Lin Jianwei, Wu Yiping, Tian Gaofei, Yu Daqi, Yang Eunjeong, Lam Wai Hei, Liu Zheng, Jing Yihang, Dang Shangyu, Bao Xiucong, Wong Jason Wing Hon, Zhai Yuanliang, Li Xiang David
Department of Chemistry, University of Hong Kong, Hong Kong SAR, China.
Division of Life Science, Hong Kong University of Science and Technology, Hong Kong SAR, China.
Science. 2023 Feb 17;379(6633):717-723. doi: 10.1126/science.adc9318. Epub 2023 Feb 16.

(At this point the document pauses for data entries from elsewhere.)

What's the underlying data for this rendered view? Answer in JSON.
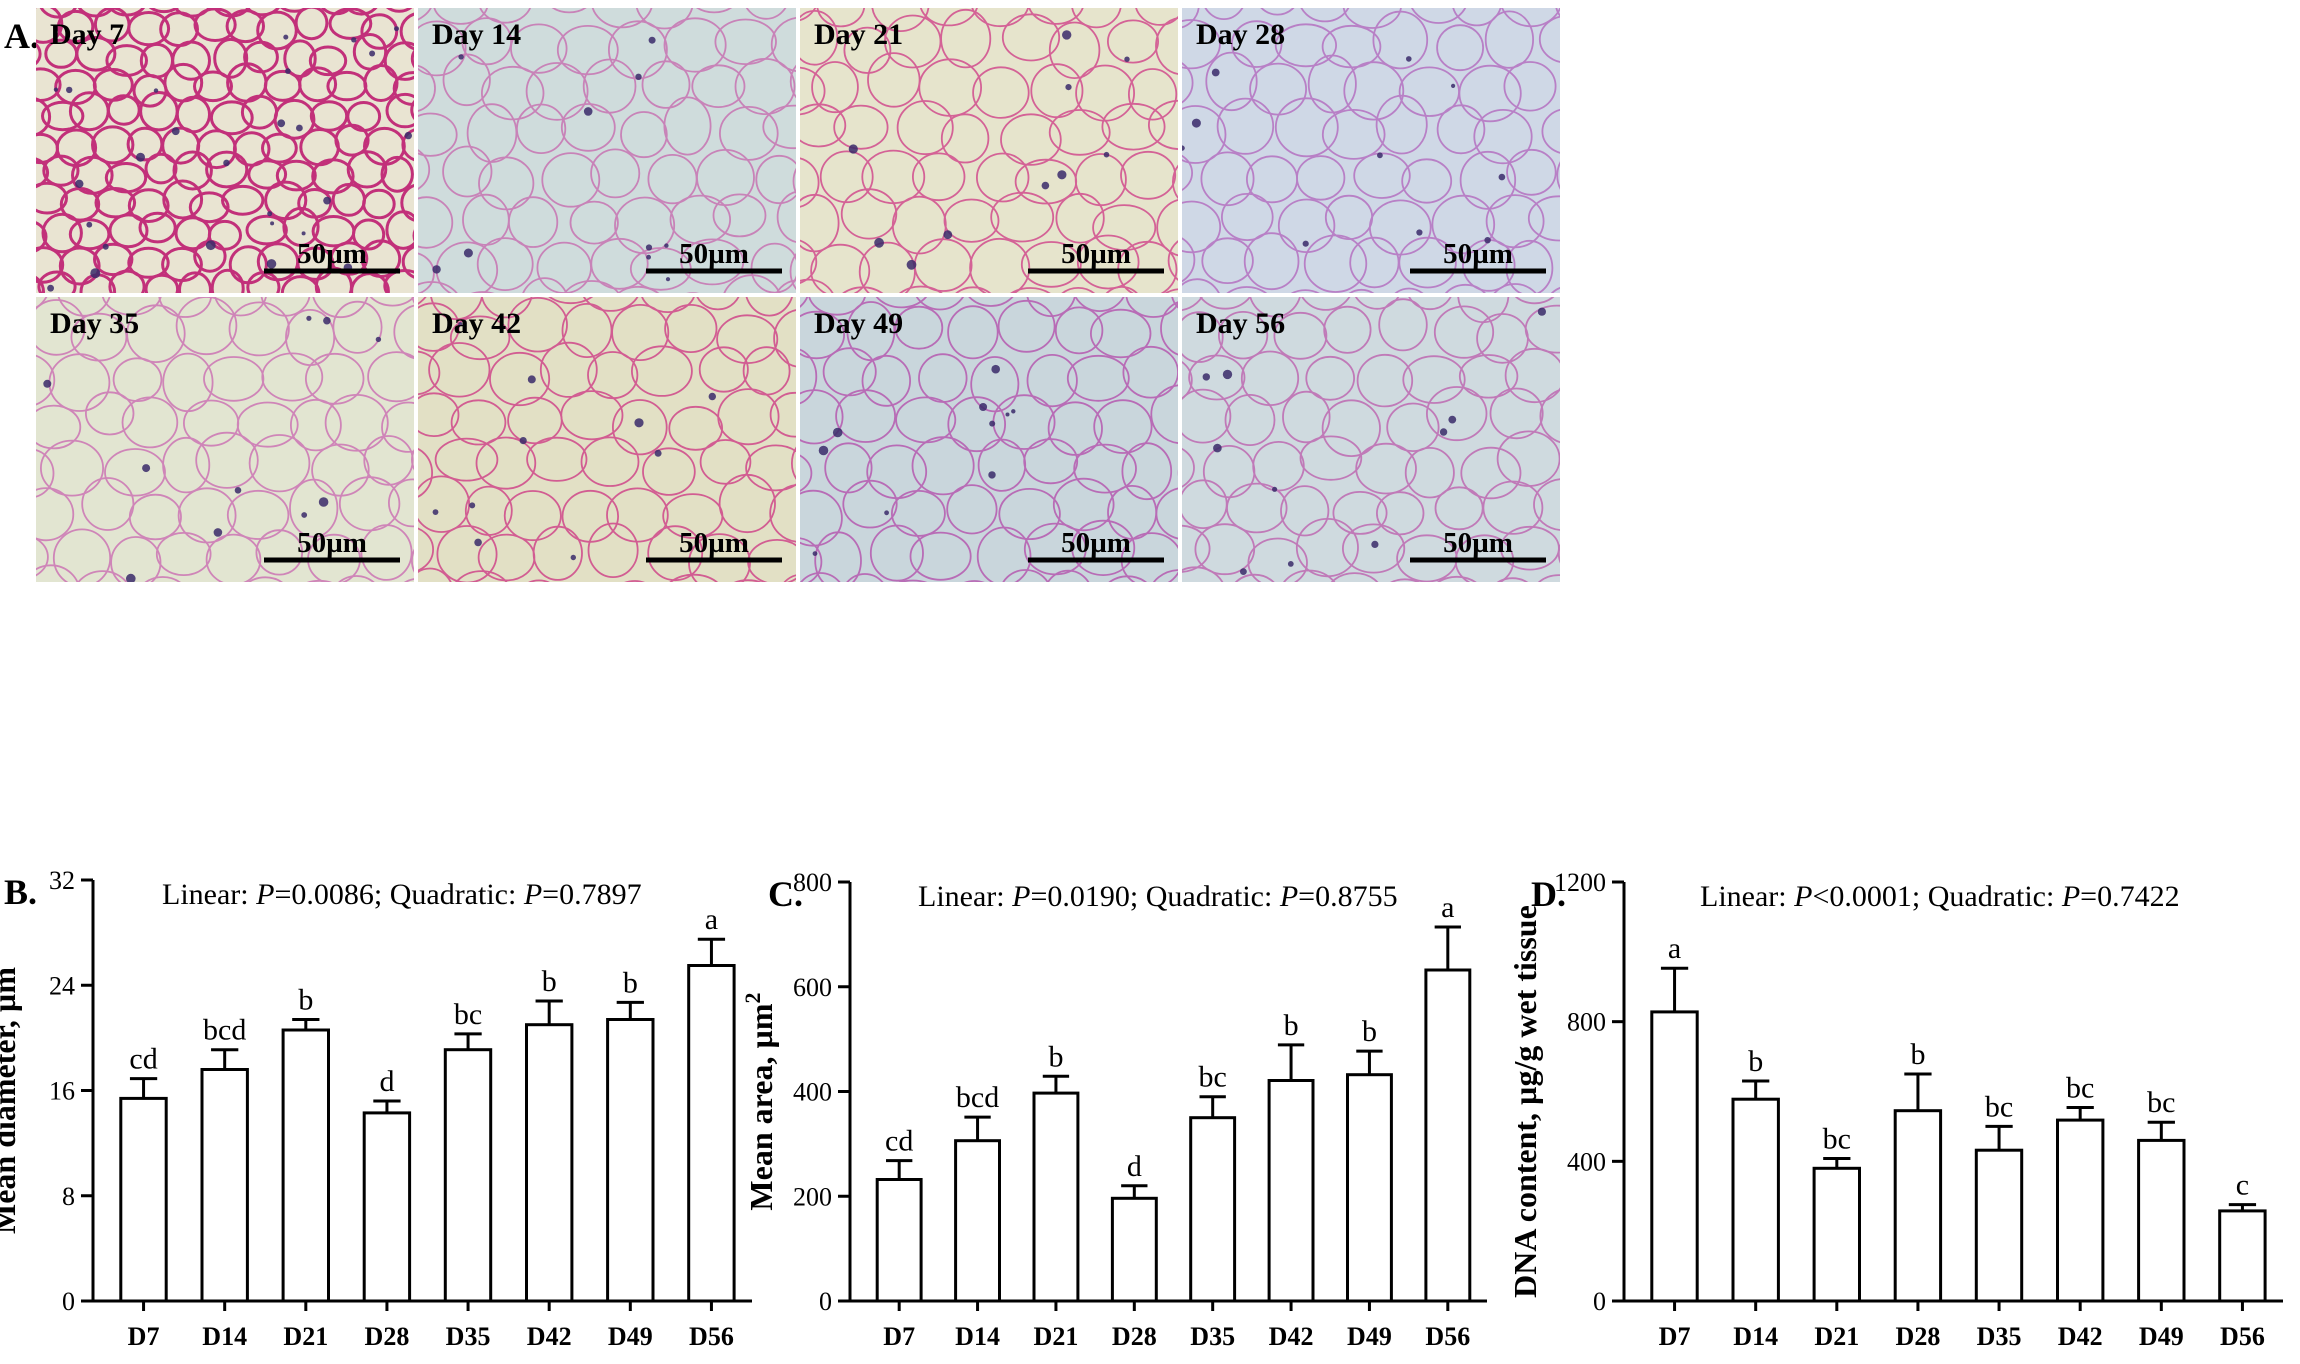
{
  "figure": {
    "panel_a_label": "A.",
    "micrographs": [
      {
        "day": "Day 7",
        "scale": "50µm",
        "tone": "#e9e4d2",
        "stain": "#c2307a",
        "dense": true
      },
      {
        "day": "Day 14",
        "scale": "50µm",
        "tone": "#cfdcdc",
        "stain": "#c883b8",
        "dense": false
      },
      {
        "day": "Day 21",
        "scale": "50µm",
        "tone": "#e6e4cc",
        "stain": "#d46296",
        "dense": false
      },
      {
        "day": "Day 28",
        "scale": "50µm",
        "tone": "#cfd8e6",
        "stain": "#b880c6",
        "dense": false
      },
      {
        "day": "Day 35",
        "scale": "50µm",
        "tone": "#e2e5d1",
        "stain": "#cf85b8",
        "dense": false
      },
      {
        "day": "Day 42",
        "scale": "50µm",
        "tone": "#e2e0c5",
        "stain": "#d25d92",
        "dense": false
      },
      {
        "day": "Day 49",
        "scale": "50µm",
        "tone": "#c9d6dc",
        "stain": "#b86cb6",
        "dense": false
      },
      {
        "day": "Day 56",
        "scale": "50µm",
        "tone": "#cfdadf",
        "stain": "#c07ab8",
        "dense": false
      }
    ]
  },
  "chart_data": [
    {
      "panel": "B.",
      "type": "bar",
      "title_prefix_1": "Linear: ",
      "title_p_1": "P",
      "title_value_1": "=0.0086; Quadratic: ",
      "title_p_2": "P",
      "title_value_2": "=0.7897",
      "ylabel": "Mean diameter, µm",
      "ylabel_sup": "",
      "ylim": [
        0,
        32
      ],
      "yticks": [
        0,
        8,
        16,
        24,
        32
      ],
      "categories": [
        "D7",
        "D14",
        "D21",
        "D28",
        "D35",
        "D42",
        "D49",
        "D56"
      ],
      "values": [
        15.4,
        17.6,
        20.6,
        14.3,
        19.1,
        21.0,
        21.4,
        25.5
      ],
      "errors": [
        1.5,
        1.5,
        0.8,
        0.9,
        1.2,
        1.8,
        1.3,
        2.0
      ],
      "letters": [
        "cd",
        "bcd",
        "b",
        "d",
        "bc",
        "b",
        "b",
        "a"
      ]
    },
    {
      "panel": "C.",
      "type": "bar",
      "title_prefix_1": "Linear: ",
      "title_p_1": "P",
      "title_value_1": "=0.0190; Quadratic: ",
      "title_p_2": "P",
      "title_value_2": "=0.8755",
      "ylabel": "Mean area, µm",
      "ylabel_sup": "2",
      "ylim": [
        0,
        800
      ],
      "yticks": [
        0,
        200,
        400,
        600,
        800
      ],
      "categories": [
        "D7",
        "D14",
        "D21",
        "D28",
        "D35",
        "D42",
        "D49",
        "D56"
      ],
      "values": [
        232,
        306,
        397,
        196,
        350,
        421,
        432,
        632
      ],
      "errors": [
        36,
        45,
        32,
        24,
        40,
        68,
        45,
        82
      ],
      "letters": [
        "cd",
        "bcd",
        "b",
        "d",
        "bc",
        "b",
        "b",
        "a"
      ]
    },
    {
      "panel": "D.",
      "type": "bar",
      "title_prefix_1": "Linear: ",
      "title_p_1": "P",
      "title_value_1": "<0.0001; Quadratic: ",
      "title_p_2": "P",
      "title_value_2": "=0.7422",
      "ylabel": "DNA content, µg/g wet tissue",
      "ylabel_sup": "",
      "ylim": [
        0,
        1200
      ],
      "yticks": [
        0,
        400,
        800,
        1200
      ],
      "categories": [
        "D7",
        "D14",
        "D21",
        "D28",
        "D35",
        "D42",
        "D49",
        "D56"
      ],
      "values": [
        828,
        578,
        380,
        545,
        432,
        518,
        460,
        258
      ],
      "errors": [
        125,
        52,
        28,
        105,
        68,
        36,
        52,
        18
      ],
      "letters": [
        "a",
        "b",
        "bc",
        "b",
        "bc",
        "bc",
        "bc",
        "c"
      ]
    }
  ]
}
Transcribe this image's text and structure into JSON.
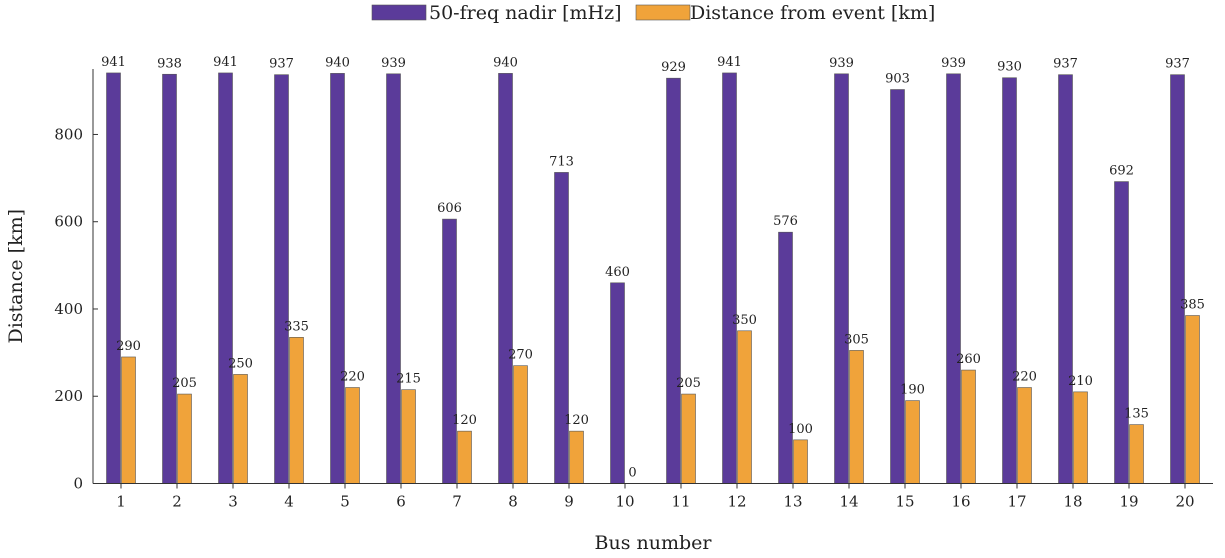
{
  "chart_data": {
    "type": "bar",
    "xlabel": "Bus number",
    "ylabel": "Distance [km]",
    "ylim": [
      0,
      950
    ],
    "yticks": [
      0,
      200,
      400,
      600,
      800
    ],
    "grid": false,
    "legend_position": "top-center",
    "categories": [
      "1",
      "2",
      "3",
      "4",
      "5",
      "6",
      "7",
      "8",
      "9",
      "10",
      "11",
      "12",
      "13",
      "14",
      "15",
      "16",
      "17",
      "18",
      "19",
      "20"
    ],
    "series": [
      {
        "name": "50-freq nadir [mHz]",
        "color": "#5b3b9a",
        "values": [
          941,
          938,
          941,
          937,
          940,
          939,
          606,
          940,
          713,
          460,
          929,
          941,
          576,
          939,
          903,
          939,
          930,
          937,
          692,
          937
        ]
      },
      {
        "name": "Distance from event [km]",
        "color": "#f0a33a",
        "values": [
          290,
          205,
          250,
          335,
          220,
          215,
          120,
          270,
          120,
          0,
          205,
          350,
          100,
          305,
          190,
          260,
          220,
          210,
          135,
          385
        ]
      }
    ]
  }
}
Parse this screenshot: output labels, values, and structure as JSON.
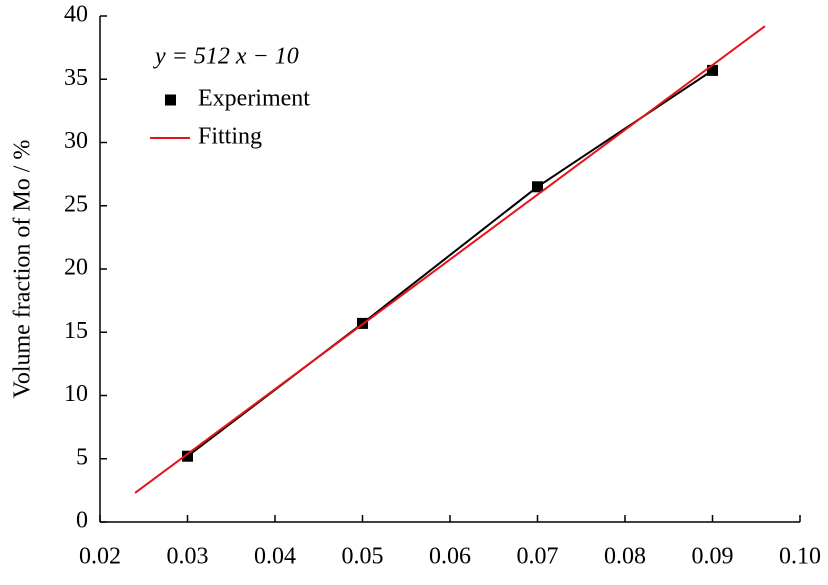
{
  "chart_data": {
    "type": "line",
    "annotation": "y = 512 x − 10",
    "y_label": "Volume  fraction of Mo / %",
    "series": [
      {
        "name": "Experiment",
        "color": "#000000",
        "marker": "square",
        "x": [
          0.03,
          0.05,
          0.07,
          0.09
        ],
        "values": [
          5.2,
          15.7,
          26.5,
          35.7
        ]
      },
      {
        "name": "Fitting",
        "color": "#e8121a",
        "marker": "none",
        "x": [
          0.024,
          0.096
        ],
        "values": [
          2.3,
          39.2
        ]
      }
    ],
    "xlim": [
      0.02,
      0.1
    ],
    "xticks": [
      0.02,
      0.03,
      0.04,
      0.05,
      0.06,
      0.07,
      0.08,
      0.09,
      {
        "value": 0.1,
        "label": "0.10"
      }
    ],
    "ylim": [
      0,
      40
    ],
    "yticks": [
      0,
      5,
      10,
      15,
      20,
      25,
      30,
      35,
      40
    ],
    "legend": "upper-left",
    "grid": false
  }
}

Methylation of histone H3 lysine-79 (H3K79) is an epigenetic mark for gene regulation in development, cellular differentiation, and disease progression. However, how this histone mark is translated into downstream effects remains poorly understood owing to a lack of knowledge about its readers. We developed a nucleosome-based photoaffinity probe to capture proteins that recognize H3K79 dimethylation (H3K79me2) in a nucleosomal context. In combination with a quantitative proteomics approach, this probe identified menin as a H3K79me2 reader. A cryo-electron microscopy structure of menin bound to an H3K79me2 nucleosome revealed that menin engages with the nucleosome using its fingers and palm domains and recognizes the methylation mark through a π-cation interaction. In cells, menin is selectively associated with H3K79me2 on chromatin, particularly in gene bodies.
组蛋白H3赖氨酸-79(H3K79)的甲基化是发育、细胞分化和疾病进展过程中基因调控的一种表观遗传标记。然而,由于对其识别蛋白缺乏了解,这种组蛋白标记如何转化为下游效应仍知之甚少。我们开发了一种基于核小体的光亲和探针,以捕获在核小体环境中识别H3K79二甲基化(H3K79me2)的蛋白质。结合定量蛋白质组学方法,该探针鉴定出Menin是一种H3K79me2识别蛋白。Menin与H3K79me2核小体结合的冷冻电子显微镜结构显示,Menin通过其指状结构域和手掌结构域与核小体结合,并通过π-阳离子相互作用识别甲基化标记。在细胞中,Menin在染色质上与H3K79me2选择性结合,特别是在基因体内。